Наследник Нерона.
- Итак, расскажите мне, что вас беспокоит.
Профессор Дуглас Эриксон, расположившийся в мягком кожаном кресле за своим рабочим столом, заставленным лабораторной посудой, неизвестными приборами и неряшливыми кипами документов, благожелательно посмотрел на посетителя поверх съехавших на самый кончик носа очков в тонкой золотой оправе.
Джонатану Томпсону, молодому человеку, приглашённому к нему на приём, было едва ли больше тридцати. При этом он выглядел старше своих лет – на висках пробивалась седина, под глазами набухли мешки, свидетельствующие о постоянном недосыпании, переносицу прорезали глубокие вертикальные морщины. Тёмные, слегка вьющиеся волосы, густые брови и прямой, с лёгкой горбинкой нос указывали, что в его венах есть толика итальянской крови.
- Всё это есть в моей истории болезни. Вы её прочитали?
Профессор перевёл взгляд на лежавшую перед ним толстую папку. Набитые внутрь бумаги едва там умещались, пластиковая обложка вздулась горбом, завязки натянулись. Казалось, ещё мгновение - они не выдержат, и листы, словно выброшенные взрывом, разлетятся по всему кабинету.
- Должен вам признаться – нет, не читал. Не думаю, что содержимое этой папки сможет хоть чем-нибудь нам помочь.

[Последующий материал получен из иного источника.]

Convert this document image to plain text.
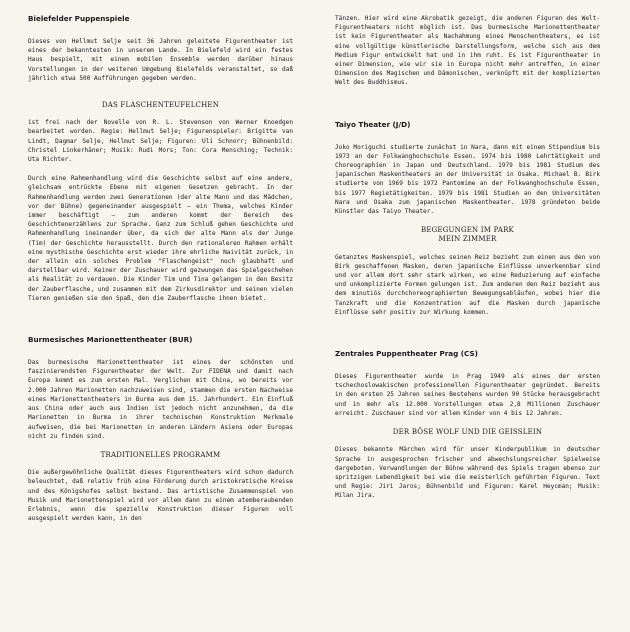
Bielefelder Puppenspiele

Dieses von Hellmut Selje seit 36 Jahren geleitete Figurentheater ist eines der bekanntesten in unserem Lande. In Bielefeld wird ein festes Haus bespielt, mit einem mobilen Ensemble werden darüber hinaus Vorstellungen in der weiteren Umgebung Bielefelds veranstaltet, so daß jährlich etwa 500 Aufführungen gegeben werden.

DAS FLASCHENTEUFELCHEN

ist frei nach der Novelle von R. L. Stevenson von Werner Knoedgen bearbeitet worden. Regie: Hellmut Selje; Figurenspieler: Brigitte van Lindt, Dagmar Selje, Hellmut Selje; Figuren: Uli Schnorr; Bühnenbild: Christel Linkerhäner; Musik: Rudi Mors; Ton: Cora Mensching; Technik: Uta Richter.

Durch eine Rahmenhandlung wird die Geschichte selbst auf eine andere, gleichsam entrückte Ebene mit eigenen Gesetzen gebracht. In der Rahmenhandlung werden zwei Generationen (der alte Mann und das Mädchen, vor der Bühne) gegeneinander ausgespielt – ein Thema, welches Kinder immer beschäftigt – zum anderen kommt der Bereich des Geschichtenerzählens zur Sprache. Ganz zum Schluß gehen Geschichte und Rahmenhandlung ineinander über, da sich der alte Mann als der Junge (Tim) der Geschichte herausstellt. Durch den rationaleren Rahmen erhält eine mysthische Geschichte erst wieder ihre ehrliche Naivität zurück, in der allein ein solches Problem "Flaschengeist" noch glaubhaft und darstellbar wird. Keiner der Zuschauer wird gezwungen das Spielgeschehen als Realität zu verdauen. Die Kinder Tim und Tina gelangen in den Besitz der Zauberflasche, und zusammen mit dem Zirkusdirektor und seinen vielen Tieren genießen sie den Spaß, den die Zauberflasche ihnen bietet.

Burmesisches Marionettentheater (BUR)

Das burmesische Marionettentheater ist eines der schönsten und faszinierendsten Figurentheater der Welt. Zur FIDENA und damit nach Europa kommt es zum ersten Mal. Verglichen mit China, wo bereits vor 2.000 Jahren Marionetten nachzuweisen sind, stammen die ersten Nachweise eines Marionettentheaters in Burma aus dem 15. Jahrhundert. Ein Einfluß aus China oder auch aus Indien ist jedoch nicht anzunehmen, da die Marionetten in Burma in ihrer technischen Konstruktion Merkmale aufweisen, die bei Marionetten in anderen Ländern Asiens oder Europas nicht zu finden sind.

TRADITIONELLES PROGRAMM

Die außergewöhnliche Qualität dieses Figurentheaters wird schon dadurch beleuchtet, daß relativ früh eine Förderung durch aristokratische Kreise und des Königshofes selbst bestand. Das artistische Zusammenspiel von Musik und Marionettenspiel wird vor allem dann zu einem atemberaubenden Erlebnis, wenn die spezielle Konstruktion dieser Figuren voll ausgespielt werden kann, in den

Tänzen. Hier wird eine Akrobatik gezeigt, die anderen Figuren des Welt-Figurentheaters nicht möglich ist. Das burmesische Marionettentheater ist kein Figurentheater als Nachahmung eines Menschentheaters, es ist eine vollgültige künstlerische Darstellungsform, welche sich aus dem Medium Figur entwickelt hat und in ihm ruht. Es ist Figurentheater in einer Dimension, wie wir sie in Europa nicht mehr antreffen, in einer Dimension des Magischen und Dämonischen, verknüpft mit der komplizierten Welt des Buddhismus.

Taiyo Theater (J/D)

Joko Moriguchi studierte zunächst in Nara, dann mit einem Stipendium bis 1973 an der Folkwanghochschule Essen. 1974 bis 1980 Lehrtätigkeit und Choreographien in Japan und Deutschland. 1979 bis 1981 Studium des japanischen Maskentheaters an der Universität in Osaka. Michael B. Birk studierte von 1969 bis 1972 Pantomime an der Folkwanghochschule Essen, bis 1977 Regietätigkeiten. 1979 bis 1981 Studien an den Universitäten Nara und Osaka zum japanischen Maskentheater. 1978 gründeten beide Künstler das Taiyo Theater.

BEGEGUNGEN IM PARK
MEIN ZIMMER

Getanztes Maskenspiel, welches seinen Reiz bezieht zum einen aus den von Birk geschaffenen Masken, deren japanische Einflüsse unverkennbar sind und vor allem dort sehr stark wirken, wo eine Reduzierung auf einfache und unkomplizierte Formen gelungen ist. Zum anderen den Reiz bezieht aus dem minutiös durchchoreographierten Bewegungsabläufen, wobei hier die Tanzkraft und die Konzentration auf die Masken durch japanische Einflüsse sehr positiv zur Wirkung kommen.

Zentrales Puppentheater Prag (CS)

Dieses Figurentheater wurde in Prag 1949 als eines der ersten tschechoslowakischen professionellen Figurentheater gegründet. Bereits in den ersten 25 Jahren seines Bestehens wurden 90 Stücke herausgebracht und in mehr als 12.000 Vorstellungen etwa 2,8 Millionen Zuschauer erreicht. Zuschauer sind vor allem Kinder von 4 bis 12 Jahren.

DER BÖSE WOLF UND DIE GEISSLEIN

Dieses bekannte Märchen wird für unser Kinderpublikum in deutscher Sprache in ausgesprochen frischer und abwechslungsreicher Spielweise dargeboten. Verwandlungen der Bühne während des Spiels tragen ebenso zur spritzigen Lebendigkeit bei wie die meisterlich geführten Figuren. Text und Regie: Jiri Jaros; Bühnenbild und Figuren: Karel Heycman; Musik: Milan Jira.
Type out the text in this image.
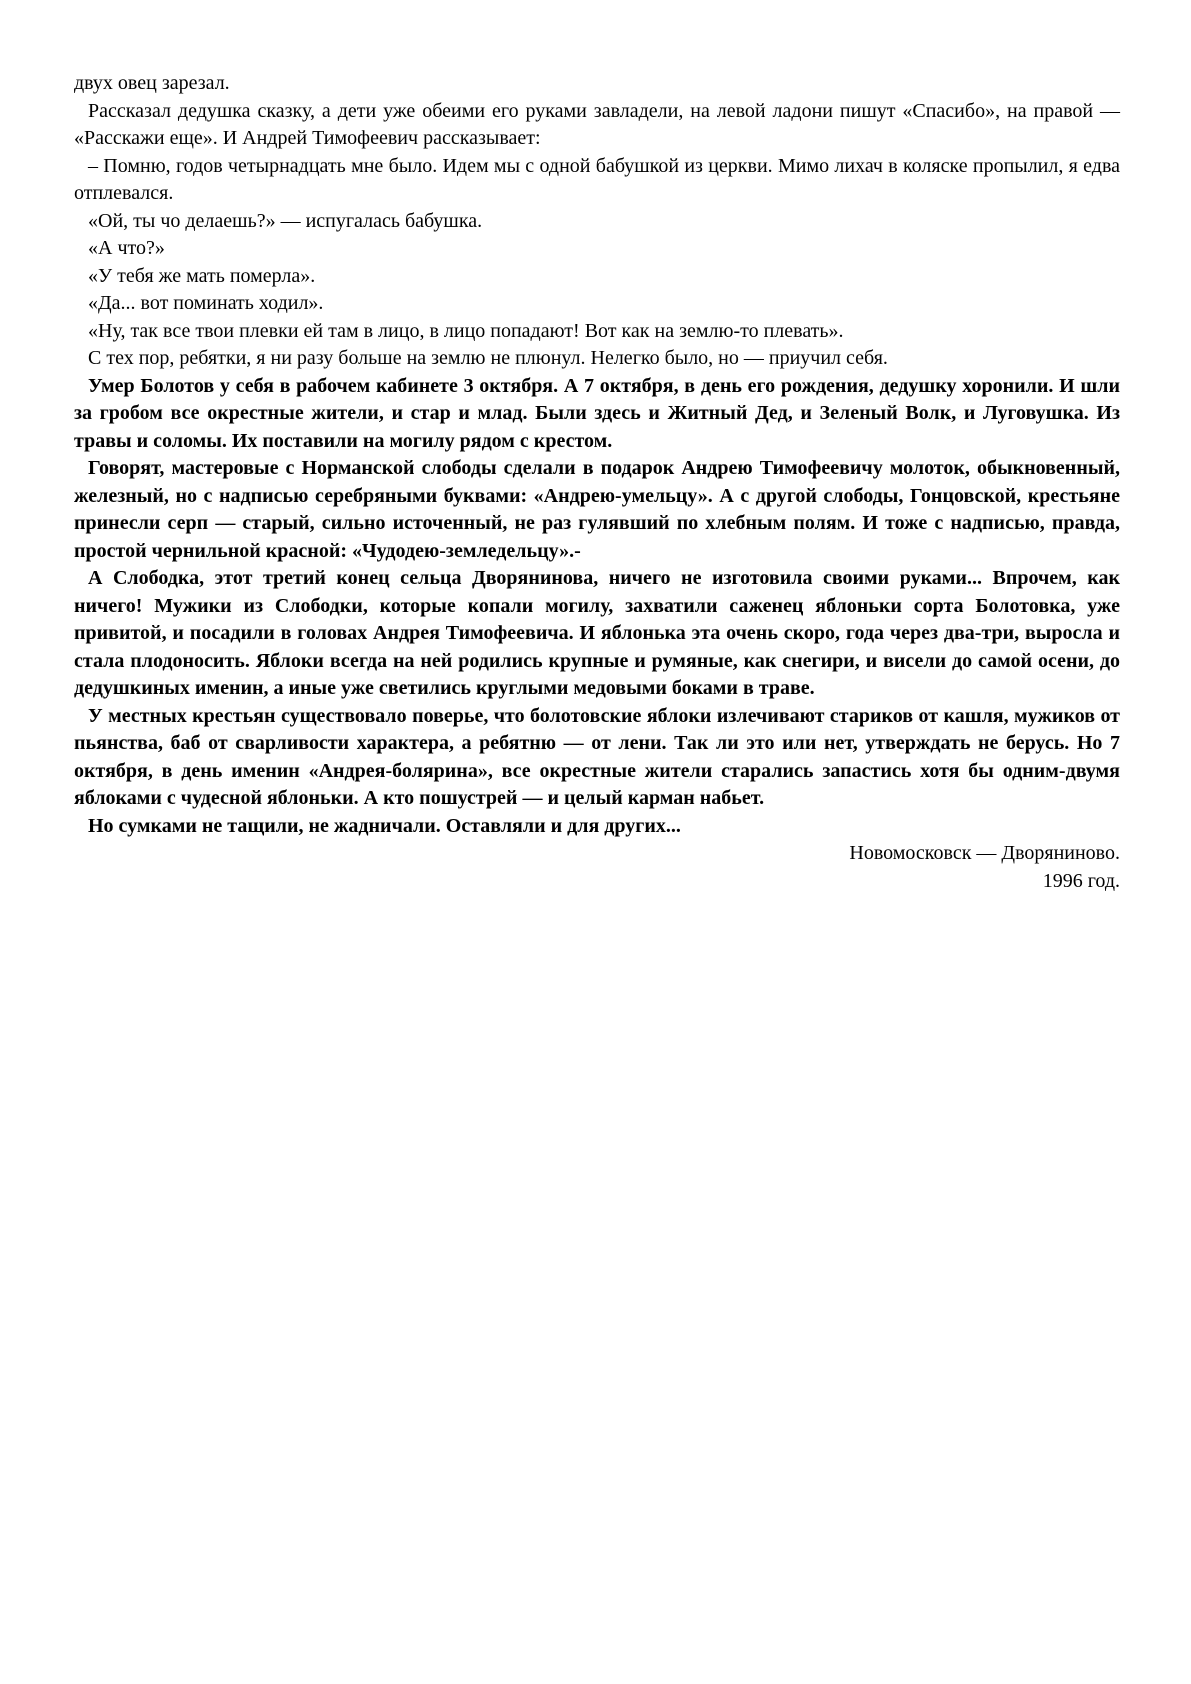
двух овец зарезал.

Рассказал дедушка сказку, а дети уже обеими его руками завладели, на левой ладони пишут «Спасибо», на правой — «Расскажи еще». И Андрей Тимофеевич рассказывает:

– Помню, годов четырнадцать мне было. Идем мы с одной бабушкой из церкви. Мимо лихач в коляске пропылил, я едва отплевался.

«Ой, ты чо делаешь?» — испугалась бабушка.

«А что?»

«У тебя же мать померла».

«Да... вот поминать ходил».

«Ну, так все твои плевки ей там в лицо, в лицо попадают! Вот как на землю-то плевать».

С тех пор, ребятки, я ни разу больше на землю не плюнул. Нелегко было, но — приучил себя.

Умер Болотов у себя в рабочем кабинете 3 октября. А 7 октября, в день его рождения, дедушку хоронили. И шли за гробом все окрестные жители, и стар и млад. Были здесь и Житный Дед, и Зеленый Волк, и Луговушка. Из травы и соломы. Их поставили на могилу рядом с крестом.

Говорят, мастеровые с Норманской слободы сделали в подарок Андрею Тимофеевичу молоток, обыкновенный, железный, но с надписью серебряными буквами: «Андрею-умельцу». А с другой слободы, Гонцовской, крестьяне принесли серп — старый, сильно источенный, не раз гулявший по хлебным полям. И тоже с надписью, правда, простой чернильной красной: «Чудодею-земледельцу».-

А Слободка, этот третий конец сельца Дворянинова, ничего не изготовила своими руками... Впрочем, как ничего! Мужики из Слободки, которые копали могилу, захватили саженец яблоньки сорта Болотовка, уже привитой, и посадили в головах Андрея Тимофеевича. И яблонька эта очень скоро, года через два-три, выросла и стала плодоносить. Яблоки всегда на ней родились крупные и румяные, как снегири, и висели до самой осени, до дедушкиных именин, а иные уже светились круглыми медовыми боками в траве.

У местных крестьян существовало поверье, что болотовские яблоки излечивают стариков от кашля, мужиков от пьянства, баб от сварливости характера, а ребятню — от лени. Так ли это или нет, утверждать не берусь. Но 7 октября, в день именин «Андрея-болярина», все окрестные жители старались запастись хотя бы одним-двумя яблоками с чудесной яблоньки. А кто пошустрей — и целый карман набьет.

Но сумками не тащили, не жадничали. Оставляли и для других...

Новомосковск — Дворяниново.

1996 год.
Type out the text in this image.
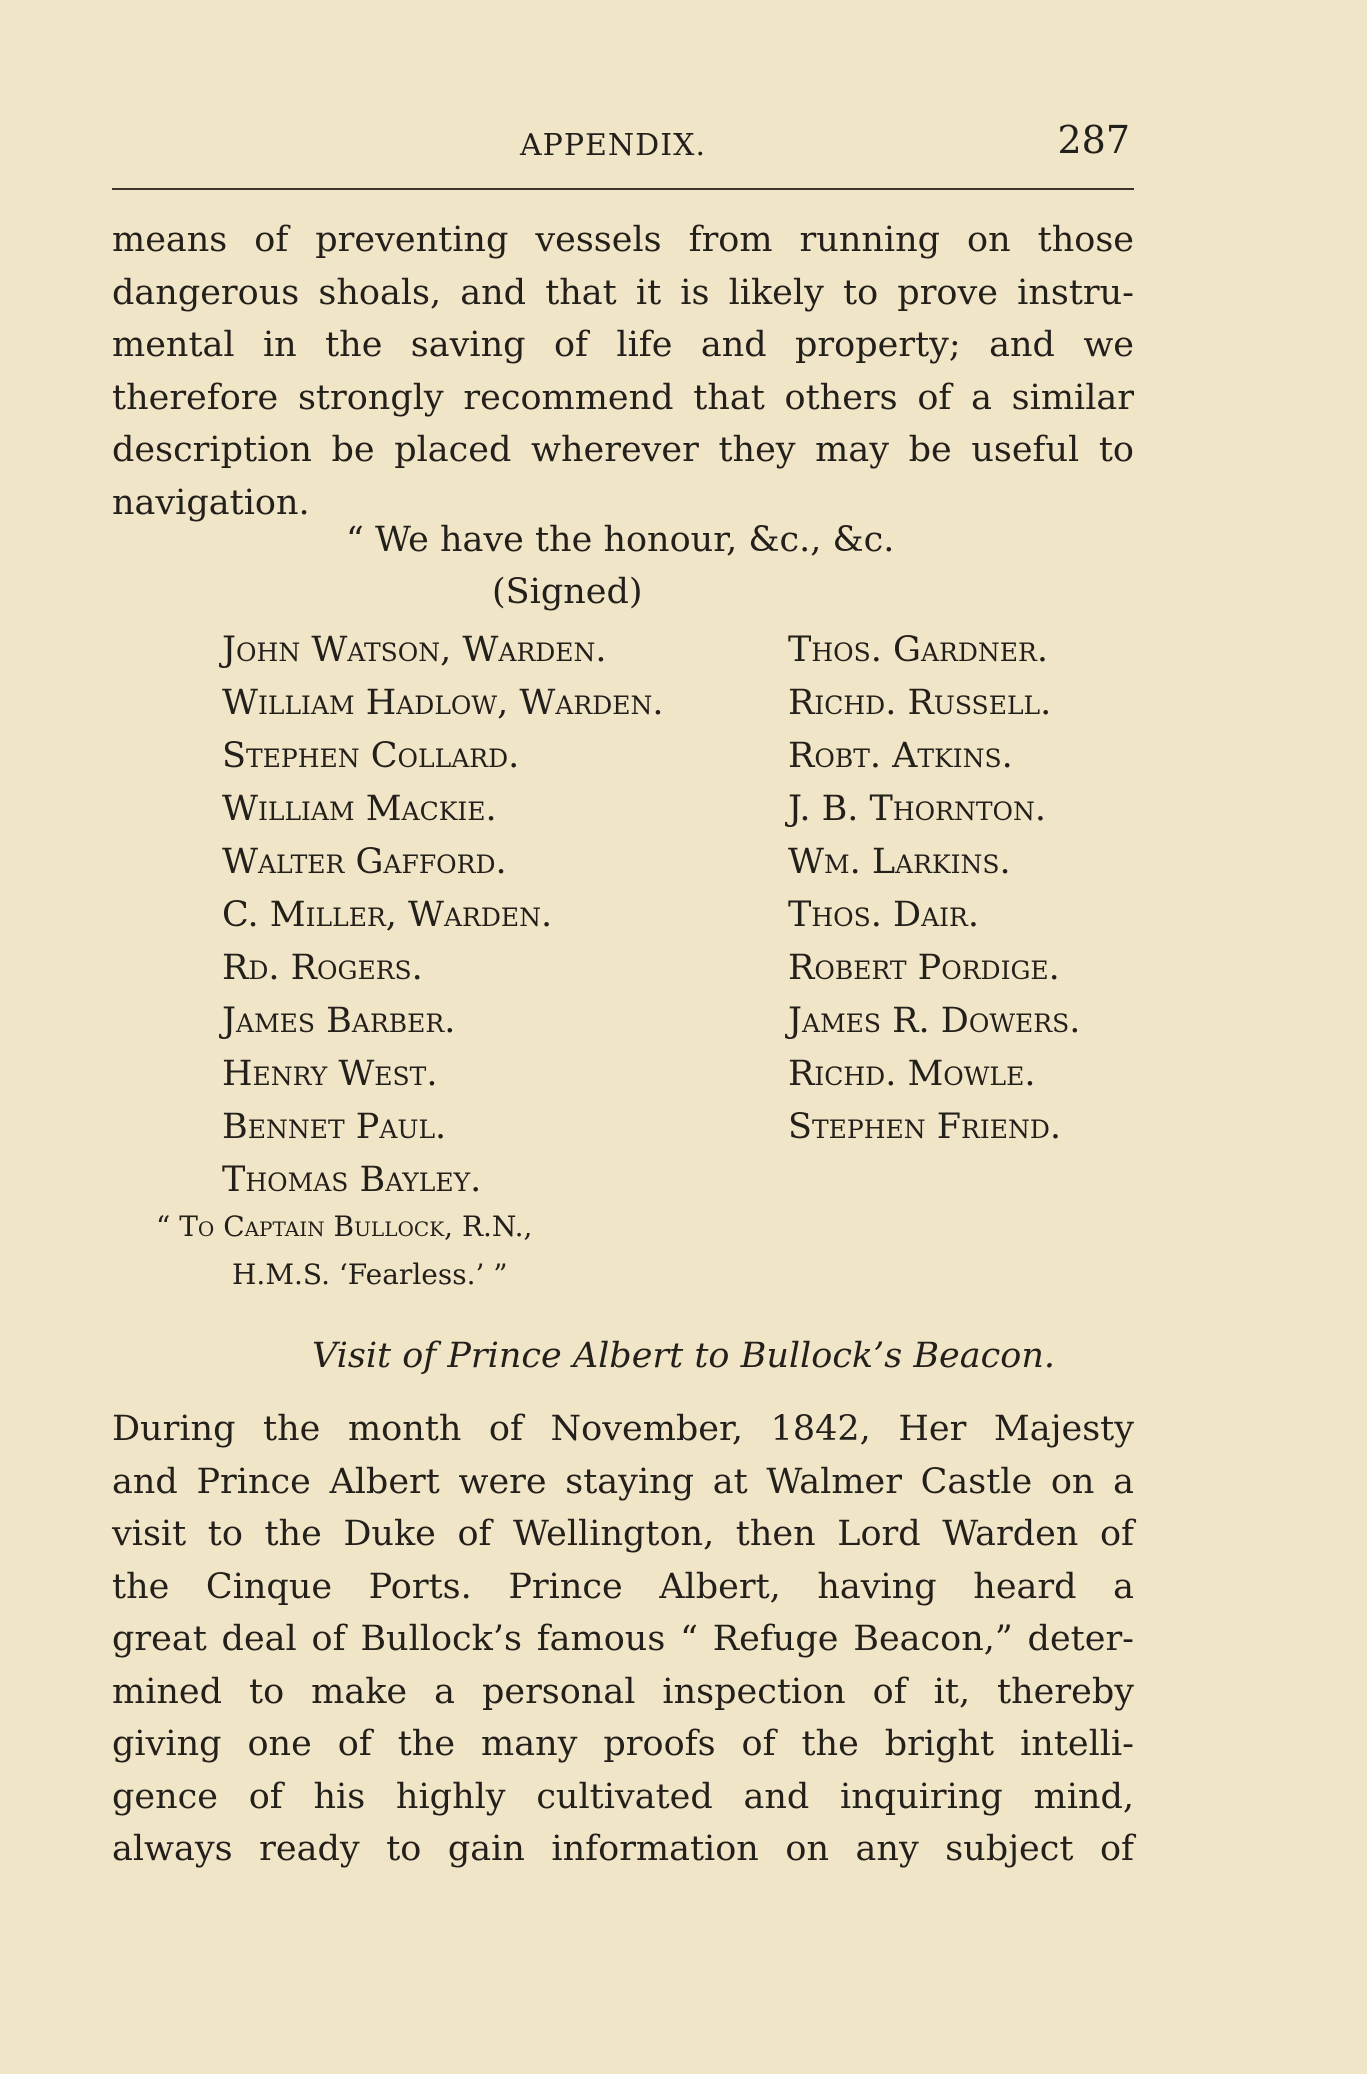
APPENDIX.	287
means of preventing vessels from running on those
dangerous shoals, and that it is likely to prove instru-
mental in the saving of life and property; and we
therefore strongly recommend that others of a similar
description be placed wherever they may be useful to
navigation.
“ We have the honour, &c., &c.
(Signed)
John Watson, Warden.
William Hadlow, Warden.
Stephen Collard.
William Mackie.
Walter Gafford.
C. Miller, Warden.
Rd. Rogers.
James Barber.
Henry West.
Bennet Paul.
Thomas Bayley.
Thos. Gardner.
Richd. Russell.
Robt. Atkins.
J. B. Thornton.
Wm. Larkins.
Thos. Dair.
Robert Pordige.
James R. Dowers.
Richd. Mowle.
Stephen Friend.
“ To Captain Bullock, R.N.,
H.M.S. ‘Fearless.’ ”
Visit of Prince Albert to Bullock’s Beacon.
During the month of November, 1842, Her Majesty
and Prince Albert were staying at Walmer Castle on a
visit to the Duke of Wellington, then Lord Warden of
the Cinque Ports. Prince Albert, having heard a
great deal of Bullock’s famous “ Refuge Beacon,” deter-
mined to make a personal inspection of it, thereby
giving one of the many proofs of the bright intelli-
gence of his highly cultivated and inquiring mind,
always ready to gain information on any subject of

- Меня консультировали лучшие специалисты в области психиатрии, настоящие мировые светила! – в голосе молодого человека слышалась лёгкая обида.
- Тем не менее, никто из этих «светил» не смог докопаться до сути ваших проблем и помочь вам с ними справится. Иначе бы вы не оказались здесь. Разве не так?
- Так, - вынужден был признать Томпсон.
- Тогда поделитесь со мной своими проблемами. Если можно – кратко. Чем быстрее мы всё выясним, тем быстрее перейдём к делу.
Прежде чем заговорить, молодой человек машинально вытащил из кармана старинную зажигалку в тяжёлом металлическом корпусе и несколько раз звонко щёлкнул крышкой.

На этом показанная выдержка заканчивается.